Außerdem ist die Definition eines gemeinsamem „Triggerpoints“ problematisch, da der Staat durch die Beteiligung der privaten Assekuranz Anreize besitzt, einen Lock­down frühzeitig und schon bei geringer Risikolage auszulösen. Es lohnt sich daher, über für Staat und Versicherungsindustrie unterschiedliche „Triggerpoints“ nachzu­denken, auch wenn dies zu einem Basisrisiko für den Versicherungsnehmer führt.

VWheute: Skizzieren Sie doch bitte einmal einen Rahmen, wie eine Lö­sung aussehen könnte?

Hato Schmeiser: Ich möchte an dieser Stelle keine eindeutige Empfehlung abgeben. Meiner Meinung nach erscheinen die Organisationsformen, die im Schlussbericht der Arbeits­gruppe „Pandemieversicherung“ des Schweizer Bundesrats aufgezeigt werden, am sinnvollsten. Diese sehen privat-staatliche Lösungen vor, die entweder als Schaden- oder als Kapitalpool organisiert sind. Auf die Vor- und Nachteile der beschriebenen Lösungen einzugehen, würde den Rahmen dieses Interviews sprengen. Deswegen empfehle ich interessierten Lesern Kapitel 7 des genannten Schlussberichts, in dem mögliche Lösungen mit entsprechenden Vor- und Nachteilen präsentiert werden.

Versicherungswirtschaft: Was spricht gegen Ihren Vorschlag, aus Versicherer- und Staatsseite gesehen.

Hato Schmeiser: Diese Frage erübrigt sich, da ich in der vorherigen Frage keine eindeutige Empfehlung abgegeben habe.

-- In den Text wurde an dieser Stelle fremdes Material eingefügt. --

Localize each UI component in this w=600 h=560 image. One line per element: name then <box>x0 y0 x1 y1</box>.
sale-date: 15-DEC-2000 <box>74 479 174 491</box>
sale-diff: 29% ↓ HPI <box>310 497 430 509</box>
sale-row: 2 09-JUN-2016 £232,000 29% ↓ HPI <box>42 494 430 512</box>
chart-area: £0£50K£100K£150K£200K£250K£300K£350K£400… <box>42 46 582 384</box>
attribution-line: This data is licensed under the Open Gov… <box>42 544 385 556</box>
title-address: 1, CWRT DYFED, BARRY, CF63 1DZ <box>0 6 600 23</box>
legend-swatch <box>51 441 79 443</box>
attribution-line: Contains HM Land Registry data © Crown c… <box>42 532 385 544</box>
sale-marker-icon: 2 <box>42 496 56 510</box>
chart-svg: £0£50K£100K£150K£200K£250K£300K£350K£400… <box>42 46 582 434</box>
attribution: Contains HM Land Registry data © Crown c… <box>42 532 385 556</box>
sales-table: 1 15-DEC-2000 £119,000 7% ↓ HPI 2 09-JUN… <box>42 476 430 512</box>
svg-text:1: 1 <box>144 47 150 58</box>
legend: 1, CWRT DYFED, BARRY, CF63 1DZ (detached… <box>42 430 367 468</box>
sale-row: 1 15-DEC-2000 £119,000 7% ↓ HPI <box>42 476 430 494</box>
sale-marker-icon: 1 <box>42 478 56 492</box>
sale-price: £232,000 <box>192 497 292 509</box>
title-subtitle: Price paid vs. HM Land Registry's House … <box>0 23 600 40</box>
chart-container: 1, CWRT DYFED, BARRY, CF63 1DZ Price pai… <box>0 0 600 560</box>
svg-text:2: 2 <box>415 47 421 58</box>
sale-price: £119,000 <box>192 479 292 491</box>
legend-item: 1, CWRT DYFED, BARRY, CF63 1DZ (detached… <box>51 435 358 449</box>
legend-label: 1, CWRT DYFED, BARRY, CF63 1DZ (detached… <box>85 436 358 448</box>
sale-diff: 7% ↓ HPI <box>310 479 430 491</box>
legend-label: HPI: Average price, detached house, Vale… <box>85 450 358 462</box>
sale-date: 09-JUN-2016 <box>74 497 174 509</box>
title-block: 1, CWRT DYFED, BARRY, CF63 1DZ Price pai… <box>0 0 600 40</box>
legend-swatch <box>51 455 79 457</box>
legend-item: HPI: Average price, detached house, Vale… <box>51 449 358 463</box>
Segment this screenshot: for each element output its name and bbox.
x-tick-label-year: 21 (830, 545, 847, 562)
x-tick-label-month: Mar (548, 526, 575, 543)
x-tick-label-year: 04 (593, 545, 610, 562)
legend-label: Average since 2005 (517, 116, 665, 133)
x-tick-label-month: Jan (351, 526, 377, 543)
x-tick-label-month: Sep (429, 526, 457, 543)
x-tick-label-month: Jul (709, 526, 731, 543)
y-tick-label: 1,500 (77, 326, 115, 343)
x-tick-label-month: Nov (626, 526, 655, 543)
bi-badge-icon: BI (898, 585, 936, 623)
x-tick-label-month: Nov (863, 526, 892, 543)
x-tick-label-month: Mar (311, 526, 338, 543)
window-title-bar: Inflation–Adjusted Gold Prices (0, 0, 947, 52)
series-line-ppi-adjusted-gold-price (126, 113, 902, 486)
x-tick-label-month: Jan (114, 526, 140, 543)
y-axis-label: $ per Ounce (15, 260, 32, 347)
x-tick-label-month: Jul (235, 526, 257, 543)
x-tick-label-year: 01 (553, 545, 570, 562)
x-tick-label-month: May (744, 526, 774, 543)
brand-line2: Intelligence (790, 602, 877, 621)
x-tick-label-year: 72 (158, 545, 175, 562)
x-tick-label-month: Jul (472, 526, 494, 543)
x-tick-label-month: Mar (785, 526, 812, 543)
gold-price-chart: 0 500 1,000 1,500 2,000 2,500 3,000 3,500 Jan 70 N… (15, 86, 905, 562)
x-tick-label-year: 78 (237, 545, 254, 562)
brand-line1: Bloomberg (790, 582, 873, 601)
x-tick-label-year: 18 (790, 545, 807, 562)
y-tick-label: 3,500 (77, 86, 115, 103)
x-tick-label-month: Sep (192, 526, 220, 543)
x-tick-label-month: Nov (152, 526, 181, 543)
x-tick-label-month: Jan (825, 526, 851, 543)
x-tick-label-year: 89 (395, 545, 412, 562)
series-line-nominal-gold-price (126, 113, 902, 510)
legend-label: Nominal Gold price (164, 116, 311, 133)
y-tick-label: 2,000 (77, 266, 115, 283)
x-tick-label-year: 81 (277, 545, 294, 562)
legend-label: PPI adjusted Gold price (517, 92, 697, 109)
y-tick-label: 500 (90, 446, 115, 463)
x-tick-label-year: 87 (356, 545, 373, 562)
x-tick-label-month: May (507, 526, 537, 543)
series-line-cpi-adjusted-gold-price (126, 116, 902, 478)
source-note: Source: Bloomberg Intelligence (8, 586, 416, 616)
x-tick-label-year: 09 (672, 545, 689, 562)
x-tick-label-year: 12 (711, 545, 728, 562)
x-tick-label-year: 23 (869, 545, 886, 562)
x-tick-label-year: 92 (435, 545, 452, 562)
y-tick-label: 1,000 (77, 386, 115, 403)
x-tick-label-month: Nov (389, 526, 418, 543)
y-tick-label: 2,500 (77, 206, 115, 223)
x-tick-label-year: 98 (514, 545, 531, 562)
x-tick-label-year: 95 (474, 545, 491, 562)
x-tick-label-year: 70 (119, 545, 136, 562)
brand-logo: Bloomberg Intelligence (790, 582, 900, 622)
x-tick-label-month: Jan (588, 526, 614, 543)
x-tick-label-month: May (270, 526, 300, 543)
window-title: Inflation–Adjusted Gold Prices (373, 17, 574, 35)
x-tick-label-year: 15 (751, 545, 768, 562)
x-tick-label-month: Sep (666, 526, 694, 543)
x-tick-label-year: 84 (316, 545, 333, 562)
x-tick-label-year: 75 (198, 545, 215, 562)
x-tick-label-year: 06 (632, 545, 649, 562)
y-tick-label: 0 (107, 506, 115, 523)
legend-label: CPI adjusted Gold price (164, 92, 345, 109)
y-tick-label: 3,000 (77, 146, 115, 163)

VWheute: Würden Sie nationale oder europaweite Lösungen präferieren – sowohl für die Schweiz wie auch für die EU-Länder?

Hato Schmeiser: Beide Lösungen haben sowohl Vor- als auch Nachteile. Für eine nationale Lösung spricht, dass der Infektionsschutz relativ einheitlich geregelt ist – auch wenn einzelne Gebietskörperschaften (z. B. Kantone und Bundesländer) in einem vordefi­nierten Rahmen unterschiedlich handeln können. Nachteile bestehen darin, dass eine gewissen geografische Diversifikation nur beschränkt möglich ist und die Abhängig­keit von Infektionsschutzstrategien anderer Länder nur schwer in den entsprechenden Versicherungsvertrag integriert werden kann.

Für eine europäische Lösung spricht, dass bei kleineren Pandemien Schäden besser geografisch diversifiziert werden. Problematisch sind die inhomogenen Rechtslagen in Bezug auf den Infektionsschutz, was das Definieren von passenden „Trigger“-Punkten erschwert. Außerdem muss eine mögliche Versicherungslösung nicht nur die Solidarität zwischen verschiedenen Wirtschaftsbranchen, sondern auch zwischen den Mitgliedsstaaten regeln. Hier politische Lösungen zu finden, ist auf jeden Fall an­spruchsvoll.

Das haben nicht zuletzt die Diskussionen um das EU-Corona-Hilfspaket gezeigt. Angesichts der oben beschriebenen Herausforderungen multinationaler Lösungen er­scheinen mir kurzfristig nationale Pandemielösungen am realistischsten. Gelingt es al­lerdings, die beschriebenen Probleme in Verbindungen mit einer europaweiten Lö­sung mittel- bis langfristig erfolgreich anzugehen, sollte man eine solche Lösung for­cieren.

Die Fragen stellte VWheute-Redakteur Maximilian Volz.